◀ Back

Simulation.hdf5

We provide for each run a simulation.hdf5 file, which uses HDF5 virtual datasets (available from version 1.10 onward) to hide the subdivision of some output files in chunks. The simulation.hdf5 file contains a virtual unchunked version of snapshots, group and subhalo catalogs, offset files and Cartesian outputs. For this to work, the original (chunked) data has to be downloaded and place within the same relative directory structure as in the public THESAN data release folder.

The simulation.hdf5 file contains the following HDF5 groups:

Attribute Description
Cartesians Contains the virtual datasets of the Cartesian outputs. Each output is stored as a subgroup with name equal to its number (e.g. 0, 1, ..., 400, no zero-padding). Within each subgroup there is a Header group and virtual dataset replicating those found in the original files.
Config Empty group that stores, as attributes, the configuration flags used to run the simulation.
Groups Contains the virtual datasets of the halo and subhalo catalogs. Each (unchunked) catalog is stored as a subgroup with name equal to its number (e.g. 0, 1, ..., 80, no zero-padding).
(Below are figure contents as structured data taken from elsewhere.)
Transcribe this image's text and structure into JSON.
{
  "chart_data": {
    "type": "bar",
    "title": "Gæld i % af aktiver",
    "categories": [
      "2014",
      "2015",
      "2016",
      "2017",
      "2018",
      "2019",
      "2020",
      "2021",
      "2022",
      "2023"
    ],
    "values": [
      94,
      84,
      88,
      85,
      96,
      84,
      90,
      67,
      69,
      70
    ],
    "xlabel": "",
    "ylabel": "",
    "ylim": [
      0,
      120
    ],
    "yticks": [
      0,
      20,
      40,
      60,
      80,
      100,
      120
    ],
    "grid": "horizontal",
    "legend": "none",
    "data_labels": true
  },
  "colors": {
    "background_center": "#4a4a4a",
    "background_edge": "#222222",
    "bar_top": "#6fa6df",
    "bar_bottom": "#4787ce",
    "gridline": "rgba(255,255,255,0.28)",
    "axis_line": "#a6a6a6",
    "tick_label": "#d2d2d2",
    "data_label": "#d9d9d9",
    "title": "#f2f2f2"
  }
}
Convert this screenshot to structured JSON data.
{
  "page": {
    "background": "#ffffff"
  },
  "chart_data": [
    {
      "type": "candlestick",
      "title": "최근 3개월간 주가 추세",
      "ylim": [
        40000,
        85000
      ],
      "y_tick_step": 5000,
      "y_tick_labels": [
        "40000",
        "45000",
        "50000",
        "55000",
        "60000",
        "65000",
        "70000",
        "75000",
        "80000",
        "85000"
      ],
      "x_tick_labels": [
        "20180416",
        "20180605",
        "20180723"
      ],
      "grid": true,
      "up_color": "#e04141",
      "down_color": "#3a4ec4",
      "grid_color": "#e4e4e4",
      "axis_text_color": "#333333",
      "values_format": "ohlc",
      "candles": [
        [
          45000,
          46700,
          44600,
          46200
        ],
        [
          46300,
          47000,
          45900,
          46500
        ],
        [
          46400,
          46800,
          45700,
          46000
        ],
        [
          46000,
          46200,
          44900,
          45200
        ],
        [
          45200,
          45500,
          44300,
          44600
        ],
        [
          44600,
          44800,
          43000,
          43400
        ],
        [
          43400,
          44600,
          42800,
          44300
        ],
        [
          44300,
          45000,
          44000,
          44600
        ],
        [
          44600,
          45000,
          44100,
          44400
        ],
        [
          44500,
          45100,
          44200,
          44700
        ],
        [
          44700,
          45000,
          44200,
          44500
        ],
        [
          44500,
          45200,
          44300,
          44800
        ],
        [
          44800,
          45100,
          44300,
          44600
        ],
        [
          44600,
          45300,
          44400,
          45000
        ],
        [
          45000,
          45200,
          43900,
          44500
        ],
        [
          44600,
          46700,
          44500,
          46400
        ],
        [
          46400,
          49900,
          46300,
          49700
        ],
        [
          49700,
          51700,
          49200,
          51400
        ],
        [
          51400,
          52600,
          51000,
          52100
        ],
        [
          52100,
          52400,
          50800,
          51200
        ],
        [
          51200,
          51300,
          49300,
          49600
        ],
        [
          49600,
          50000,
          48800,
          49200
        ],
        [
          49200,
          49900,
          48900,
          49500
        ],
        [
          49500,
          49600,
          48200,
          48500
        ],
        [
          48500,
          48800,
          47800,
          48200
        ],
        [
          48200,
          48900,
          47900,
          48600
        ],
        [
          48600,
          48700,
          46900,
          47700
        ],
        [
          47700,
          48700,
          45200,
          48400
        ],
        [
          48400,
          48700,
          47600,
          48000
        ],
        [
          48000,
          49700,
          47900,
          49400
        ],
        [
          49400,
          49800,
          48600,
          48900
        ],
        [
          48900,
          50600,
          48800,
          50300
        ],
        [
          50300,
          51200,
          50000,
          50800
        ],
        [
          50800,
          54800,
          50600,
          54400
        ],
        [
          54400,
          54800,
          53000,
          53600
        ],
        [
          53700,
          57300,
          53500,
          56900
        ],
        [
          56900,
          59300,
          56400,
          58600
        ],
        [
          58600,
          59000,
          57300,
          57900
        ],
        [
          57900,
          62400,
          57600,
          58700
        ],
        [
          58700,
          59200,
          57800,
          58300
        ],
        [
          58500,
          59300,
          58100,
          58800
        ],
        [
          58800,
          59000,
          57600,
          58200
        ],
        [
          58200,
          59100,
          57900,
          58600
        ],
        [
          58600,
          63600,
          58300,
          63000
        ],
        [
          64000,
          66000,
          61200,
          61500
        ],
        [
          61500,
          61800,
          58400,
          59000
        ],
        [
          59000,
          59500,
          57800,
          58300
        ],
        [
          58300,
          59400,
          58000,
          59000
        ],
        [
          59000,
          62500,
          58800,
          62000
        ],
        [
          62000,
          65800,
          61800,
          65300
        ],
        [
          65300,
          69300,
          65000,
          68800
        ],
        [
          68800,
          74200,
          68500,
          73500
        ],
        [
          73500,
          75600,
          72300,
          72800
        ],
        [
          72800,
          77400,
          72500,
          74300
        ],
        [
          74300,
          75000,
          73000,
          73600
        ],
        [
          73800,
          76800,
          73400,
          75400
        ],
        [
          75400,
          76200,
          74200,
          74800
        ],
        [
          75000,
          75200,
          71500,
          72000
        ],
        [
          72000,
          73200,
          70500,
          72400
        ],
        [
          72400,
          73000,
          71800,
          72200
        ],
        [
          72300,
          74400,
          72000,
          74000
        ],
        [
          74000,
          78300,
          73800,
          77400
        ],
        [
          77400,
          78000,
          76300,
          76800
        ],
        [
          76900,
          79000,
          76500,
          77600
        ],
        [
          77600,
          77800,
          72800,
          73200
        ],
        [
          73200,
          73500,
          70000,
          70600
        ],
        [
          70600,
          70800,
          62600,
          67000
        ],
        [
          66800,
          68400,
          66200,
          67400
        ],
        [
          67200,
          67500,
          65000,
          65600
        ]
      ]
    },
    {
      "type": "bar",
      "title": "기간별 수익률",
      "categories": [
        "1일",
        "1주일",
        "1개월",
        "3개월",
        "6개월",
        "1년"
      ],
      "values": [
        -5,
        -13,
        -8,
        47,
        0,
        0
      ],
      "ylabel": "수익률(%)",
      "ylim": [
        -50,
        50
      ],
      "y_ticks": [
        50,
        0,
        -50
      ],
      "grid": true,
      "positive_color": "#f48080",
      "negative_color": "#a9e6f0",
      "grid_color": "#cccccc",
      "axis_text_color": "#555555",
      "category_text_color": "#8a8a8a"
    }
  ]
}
Within each subgroup, the structure of the corresponding halo and subhalo catalog (including the division in a Group and a Subhalo sub-groups) is replicated.
Header Empty group that stores, as attributes, information about the simulation common to all other files (e.g. BoxSize, etc.)
Offsets Contains the virtual datasets of the offset files. Each offset file is stored as a subgroup with name equal to its number (e.g. 0, 1, ..., 80, no zero-padding). Within each subgroup, the structure of the corresponding offset file is replicated.
Parameters Empty group that stores, as attributes, the parameeters used to run the simulation.
Snapshots Contains the virtual datasets of the Snapshots. Each (unchunked) snapshot is stored as a subgroup with name equal to its number (e.g. 0, 1, ..., 80, no zero-padding). Within each subgroup, the structure of the corresponding snapshot is reproduced.
Using this file, it is then possible to access datasets as if they were fully contained in a single HDF5 file. For example, it is possible to do the following:
import h5py

cartesian_output_number = 230
cartesian_output_field_name = 'Density'

with h5py.File("simulation.hdf5", 'r') as simfile:
    density_cartesian = simfile[f'Cartesians/{cartesian_output_number}/{cartesian_output_field_name}'].copy()
and completely ignore the fact that the different parts of the Density field reside in different chunks of the Cartesian output.